I'm not sure that this is strictly speaking true, especially in the early arms. In more modern heraldry where the coat is part of the achievement and the original meanings are largely lost/forgottten I'd agree with you.
However, in a C15th (and earlier) context badges did not necessarily have any direct association with a person, more what they were rather than who they were. To take a good case in point Warwick. The badges of the Earls of Warwick included 'the ragged staff', 'the bear' and the 'bear & ragged staff'. These were associated with the Earl of Warwick, regardless of who they were, Beauchamp or neville, had the same badge ... but not the same arms and neither arms contained the badges.

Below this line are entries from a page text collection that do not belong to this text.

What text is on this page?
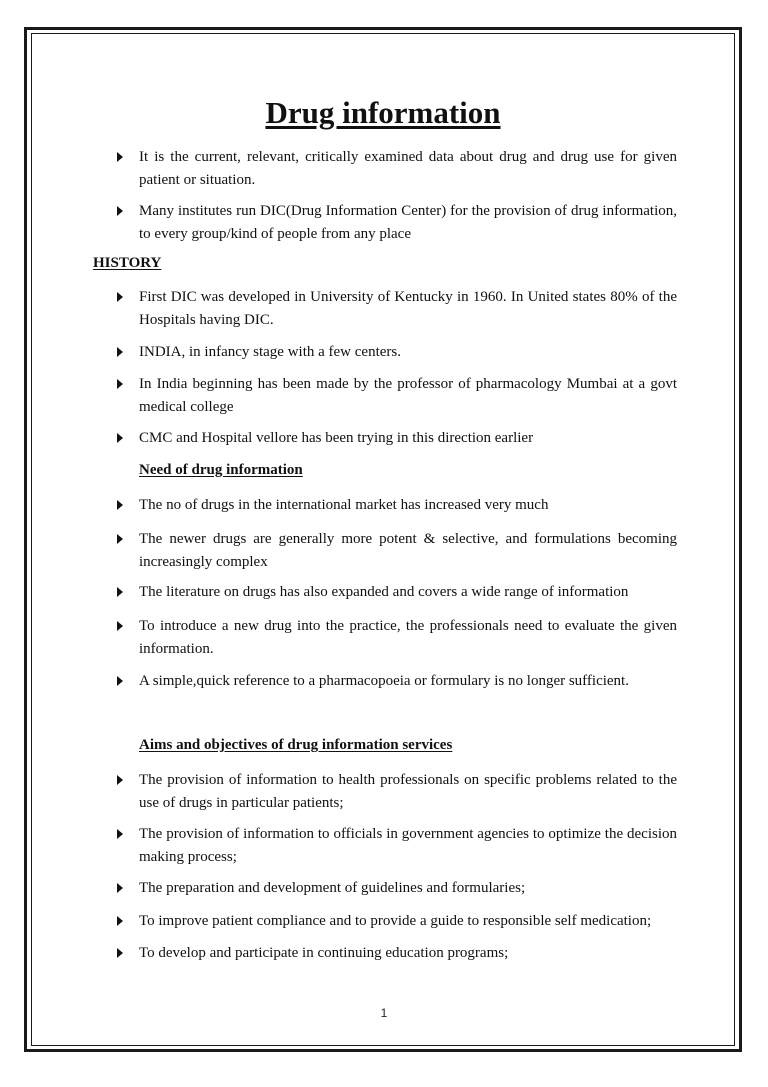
Drug information
It is the current, relevant, critically examined data about drug and drug use for given patient or situation.
Many institutes run DIC(Drug Information Center) for the provision of drug information, to every group/kind of people from any place
HISTORY
First DIC was developed in University of Kentucky in 1960. In United states 80% of the Hospitals having DIC.
INDIA, in infancy stage with a few centers.
In India beginning has been made by the professor of pharmacology Mumbai at a govt medical college
CMC and Hospital vellore has been trying in this direction earlier
Need of drug information
The no of drugs in the international market has increased very much
The newer drugs are generally more potent & selective, and formulations becoming increasingly complex
The literature on drugs has also expanded and covers a wide range of information
To introduce a new drug into the practice, the professionals need to evaluate the given information.
A simple,quick reference to a pharmacopoeia or formulary is no longer sufficient.
Aims and objectives of drug information services
The provision of information to health professionals on specific problems related to the use of drugs in particular patients;
The provision of information to officials in government agencies to optimize the decision making process;
The preparation and development of guidelines and formularies;
To improve patient compliance and to provide a guide to responsible self medication;
To develop and participate in continuing education programs;
1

Similarly, the White Rose of York was not part of Edward's arms nor the Crescent part of those of the Percys.
and so on and so forth.
To take this to the greatest extreme, the arms of the King of England do not contain the badge of England and the badge was not derived from them, nor did the Scots, nor the Burgundian etc.
This doesn't mean they couldn't be associated/related. but they weren't typically ... especially at a period in history where they actually meant something.
Chris, yclept John Barber wrote:... the heralds would still be the most likely to be able to work out who they were facing. I believe that my point about the common soldier being unlikely to know the allegiances of all liveried groups on a battlefield still stands.
Having said all of that, the Heralds would still have know the associations of badge and man ... the accountants for Edward IV's French expedition of 1475 certainly did as they used them to identify the major noblemen. Also badges litter the decoration of a heraldic family tree for Edward IV (principally white roses and suns in splendour, but also crescents, black bull, white lion, white hart, fetterlock etc. ... none of which are from coats of arms but all established and known badges)
So with regard to your last point. I agree but not for the reasons you gave.